Ti svegli di soprassalto. Hai spento la sveglia durante il sonno e la prossima chance di fare una colazione abbondante si trova a diversi km a piedi da dove ti trovi. Sono le 8.55 e ti rimangono solo 5 minuti di tempo, almeno il caffè riesci a berlo, pensi. Ti infili addosso le prime cose che trovi nello zaino, passi in rassegna mentalmente tutto il cibo che ti sei lasciata sfuggire e ti presenti nella luminosa sala da pranzo con gli occhi semichiusi, i capelli arruffati e il fiatone per la corsa. Ti presenti rompendo un silenzio da palestra yoga, con il tuo good morning d’ordinanza e con una piccola storia su come hai spento la sveglia durante il sonno.
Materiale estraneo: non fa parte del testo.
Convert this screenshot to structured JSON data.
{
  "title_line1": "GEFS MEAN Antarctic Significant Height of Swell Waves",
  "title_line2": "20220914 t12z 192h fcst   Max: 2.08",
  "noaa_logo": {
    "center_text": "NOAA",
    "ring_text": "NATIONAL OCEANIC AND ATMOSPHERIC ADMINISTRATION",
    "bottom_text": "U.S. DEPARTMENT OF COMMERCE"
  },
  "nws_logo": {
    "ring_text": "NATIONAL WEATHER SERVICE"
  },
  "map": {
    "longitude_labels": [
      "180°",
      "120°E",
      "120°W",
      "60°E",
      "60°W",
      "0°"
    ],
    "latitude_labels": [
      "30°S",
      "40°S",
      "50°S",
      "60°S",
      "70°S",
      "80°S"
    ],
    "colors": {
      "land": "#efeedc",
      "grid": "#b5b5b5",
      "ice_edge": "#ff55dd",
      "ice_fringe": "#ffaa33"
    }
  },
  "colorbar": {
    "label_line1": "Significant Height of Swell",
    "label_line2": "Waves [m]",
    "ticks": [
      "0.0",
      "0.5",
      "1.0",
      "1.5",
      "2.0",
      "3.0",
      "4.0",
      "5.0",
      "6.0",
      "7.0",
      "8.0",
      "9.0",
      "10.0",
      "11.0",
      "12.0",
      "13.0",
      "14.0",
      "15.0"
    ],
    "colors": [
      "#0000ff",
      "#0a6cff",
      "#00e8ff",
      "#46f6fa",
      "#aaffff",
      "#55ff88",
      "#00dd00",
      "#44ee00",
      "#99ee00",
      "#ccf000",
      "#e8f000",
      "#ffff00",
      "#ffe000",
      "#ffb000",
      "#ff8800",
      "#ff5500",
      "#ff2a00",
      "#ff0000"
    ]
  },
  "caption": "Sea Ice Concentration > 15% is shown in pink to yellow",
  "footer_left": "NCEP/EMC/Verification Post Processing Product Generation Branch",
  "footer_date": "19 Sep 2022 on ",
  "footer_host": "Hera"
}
La coppia di ospiti a cui stavi raccontando il drammatico accaduto ti lascia finire, sorride, e poi ti dice che hai ancora ben 35 minuti a disposizione. Maledetta disattenzione. Riavvolgi il nastro, torni in camera, vai a fare la pipì e ti ripresenti in sala da pranzo con un sonoro good morning. Risata del pubblico.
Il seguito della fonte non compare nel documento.